Dottie found it hard to sleep, even though the exhaustion of the day dragged down heavily on her limbs, her mind and, most of all, her heart. Deep down, she knew what Mummy said was probably very sensible. She had barely stopped thinking about the drills at school, the air-raid sirens and the gas masks. They loomed in her mind like dreams, as if to remind her of the constant fear being bounced around the classroom.
She didn’t want to die.
At the same time, she didn’t want to be parted from her home.
Dottie clutched the bedclothes in terror and peered over the top of the counterpane. All she could think about was their lovely garden – of sitting under the blackcurrant bushes when the sun was hot – of Daddy scratching around with his hoe, humming to himself, occasionally interrupted by his chesty cough. She thought about the chickens, how much fun it was when she and Mummy had crept into their pen to collect the eggs. She clung to the memories of walks in the South Downs. Sometimes her uncle gave her a piggyback. There were cow pats as big as dustbin lids. She would grip his shoulders even tighter for fear he might drop her. Cowslips flourished in the grassy banks, the same pale yellow as her mother’s wool – Daddy picked great bunches of them to make wine.
The thought of sailing away on a great steamship known as the SS City of Benares surged darkly in her mind; about to tear her away from everything she loved. And it was in the silent darkness of her room, she eventually cried herself to sleep.
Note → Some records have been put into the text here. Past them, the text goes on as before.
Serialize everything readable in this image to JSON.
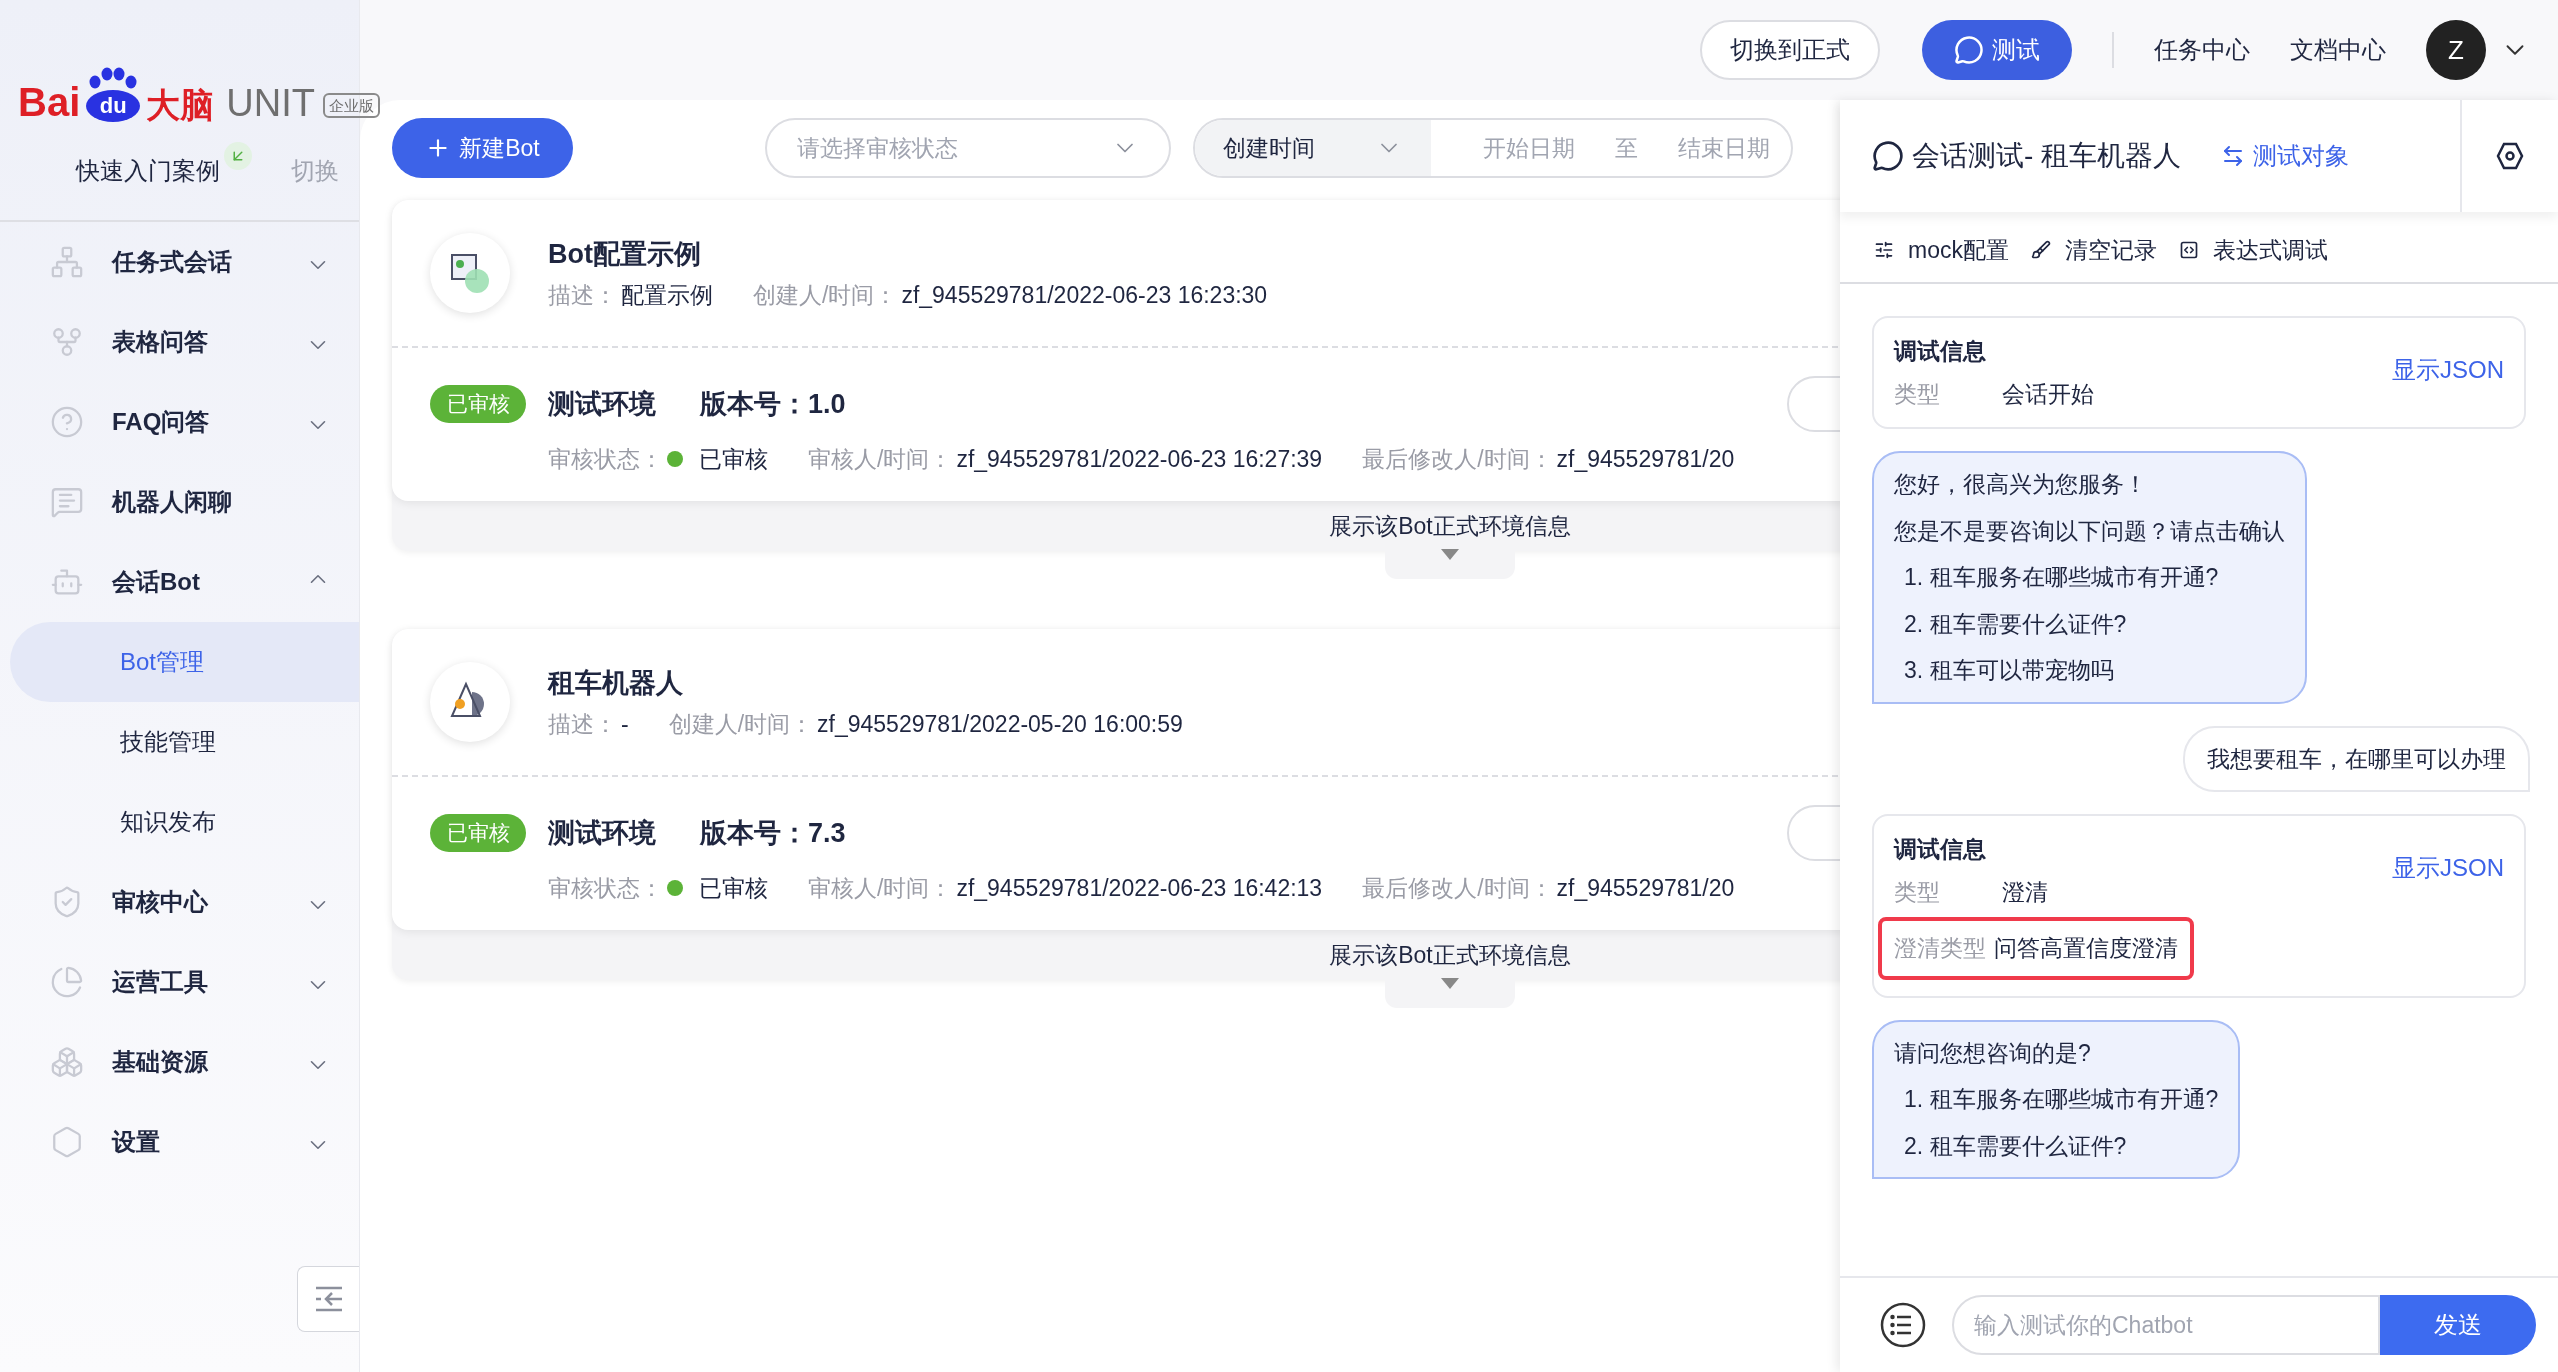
{
  "logo": {
    "brand": "Bai",
    "paw": "du",
    "brand_cn": "大脑",
    "product": "UNIT",
    "edition": "企业版"
  },
  "sidebar": {
    "quick_start": "快速入门案例",
    "switch": "切换",
    "items": [
      {
        "label": "任务式会话",
        "kind": "group",
        "expanded": false
      },
      {
        "label": "表格问答",
        "kind": "group",
        "expanded": false
      },
      {
        "label": "FAQ问答",
        "kind": "group",
        "expanded": false
      },
      {
        "label": "机器人闲聊",
        "kind": "link"
      },
      {
        "label": "会话Bot",
        "kind": "group",
        "expanded": true,
        "children": [
          {
            "label": "Bot管理",
            "selected": true
          },
          {
            "label": "技能管理",
            "selected": false
          },
          {
            "label": "知识发布",
            "selected": false
          }
        ]
      },
      {
        "label": "审核中心",
        "kind": "group",
        "expanded": false
      },
      {
        "label": "运营工具",
        "kind": "group",
        "expanded": false
      },
      {
        "label": "基础资源",
        "kind": "group",
        "expanded": false
      },
      {
        "label": "设置",
        "kind": "group",
        "expanded": false
      }
    ]
  },
  "topbar": {
    "buttons": [
      {
        "label": "切换到正式",
        "kind": "outline"
      },
      {
        "label": "测试",
        "kind": "primary"
      }
    ],
    "links": [
      "任务中心",
      "文档中心"
    ],
    "avatar": "Z"
  },
  "filters": {
    "new_button": "新建Bot",
    "status_select": {
      "placeholder": "请选择审核状态"
    },
    "time_select": "创建时间",
    "date_range": {
      "start_placeholder": "开始日期",
      "separator": "至",
      "end_placeholder": "结束日期"
    }
  },
  "bots": [
    {
      "name": "Bot配置示例",
      "desc_label": "描述：",
      "desc": "配置示例",
      "creator_label": "创建人/时间：",
      "creator": "zf_945529781/2022-06-23 16:23:30",
      "env": {
        "badge": "已审核",
        "name": "测试环境",
        "version_label": "版本号：",
        "version": "1.0",
        "status_label": "审核状态：",
        "status": "已审核",
        "reviewer_label": "审核人/时间：",
        "reviewer": "zf_945529781/2022-06-23 16:27:39",
        "modifier_label": "最后修改人/时间：",
        "modifier": "zf_945529781/20"
      },
      "expand_label": "展示该Bot正式环境信息"
    },
    {
      "name": "租车机器人",
      "desc_label": "描述：",
      "desc": "-",
      "creator_label": "创建人/时间：",
      "creator": "zf_945529781/2022-05-20 16:00:59",
      "env": {
        "badge": "已审核",
        "name": "测试环境",
        "version_label": "版本号：",
        "version": "7.3",
        "status_label": "审核状态：",
        "status": "已审核",
        "reviewer_label": "审核人/时间：",
        "reviewer": "zf_945529781/2022-06-23 16:42:13",
        "modifier_label": "最后修改人/时间：",
        "modifier": "zf_945529781/20"
      },
      "expand_label": "展示该Bot正式环境信息"
    }
  ],
  "chat": {
    "title": "会话测试- 租车机器人",
    "target_link": "测试对象",
    "tools": [
      "mock配置",
      "清空记录",
      "表达式调试"
    ],
    "messages": [
      {
        "kind": "debug",
        "title": "调试信息",
        "json_link": "显示JSON",
        "fields": [
          {
            "label": "类型",
            "value": "会话开始",
            "highlighted": false
          }
        ]
      },
      {
        "kind": "bot",
        "lines": [
          "您好，很高兴为您服务！",
          "您是不是要咨询以下问题？请点击确认"
        ],
        "options": [
          "1. 租车服务在哪些城市有开通?",
          "2. 租车需要什么证件?",
          "3. 租车可以带宠物吗"
        ]
      },
      {
        "kind": "user",
        "lines": [
          "我想要租车，在哪里可以办理"
        ]
      },
      {
        "kind": "debug",
        "title": "调试信息",
        "json_link": "显示JSON",
        "fields": [
          {
            "label": "类型",
            "value": "澄清",
            "highlighted": false
          },
          {
            "label": "澄清类型",
            "value": "问答高置信度澄清",
            "highlighted": true
          }
        ]
      },
      {
        "kind": "bot",
        "lines": [
          "请问您想咨询的是?"
        ],
        "options": [
          "1. 租车服务在哪些城市有开通?",
          "2. 租车需要什么证件?"
        ]
      }
    ],
    "input": {
      "placeholder": "输入测试你的Chatbot"
    },
    "send": "发送"
  }
}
daphne1Connie admired her daughter next morning. She was dressed in a pleated skirt, socks pulled right up to her knees. She helped her button up her blouse and brushed her hair – it was blonde and very fine, cropped in a neat bob just above her jaw. Connie swept it back from her forehead and fastened it with ribbon, looping the ends into a big bow, where it fell to one side.
Her eyes were an unusual grey-blue. Yet it took one glance to see she had been crying.
“What’s the matter, dear?” she murmured.
“Please don’t send me away,” the little girl begged.
Connie swallowed, pained to look at her. “This is a wonderful opportunity for you, Dottie. Dad and I discussed this. The truth is, there is a war on, and neither of us want you to die.”
“So what about you?” Dottie whined. “Don’t make me go away, please! I want to be here with you, even if they do drop the bombs! I couldn’t stand it if you were killed… I’ll be all on my own.”
She started sobbing. Connie backed away, but it was as if she couldn’t let go – her small hands stretching out in front of her, clawing at her coat.
“It won’t be forever,” Connie said again. “We only want what’s best for you, sweetheart.”
“No!” Dottie squealed at her. “I don’t want to go! I won’t, I won’t, I won’t…”
Connie closed her eyes. Her palm fell upon her daughter’s silky head as her sobs became almost hysterical. The child was right – they were such a small family, and if she was true to her heart, she couldn’t bear to be parted from her either.
It was in that splinter of a second, she made her decision.

It was some three months later, they were alerted to the radio broadcast.
The date was September 17th, a day when the SS City of Benares had been torpedoed and sunk, carrying ninety child evacuees bound for Canada. Seventy-seven of them had perished.
It was the voyage her daughter had been destined for.
Connie wept, but not out of relief. She wept for the other mothers – those who had made the wrong decision, unable to imagine their agony, their children lost forever.


On January 23rd 2016, I attended a special award ceremony in Chichester along with the other winners and each of us was presented with an anthology of the winning short stories. It was a truly magical moment – and as if it wasn’t enough to have the privilege of meeting best selling authors, Kate Mosse and Peter Lovesey, (who judged the competition), I was awarded the compliment that my story was a firm favourite and beautifully written. I felt an unmistakable glow of pride – even better, the book is on Amazon.

It was definitely worth entering this competition. I feel truly blessed and hope this may inspire other budding writer to have a go.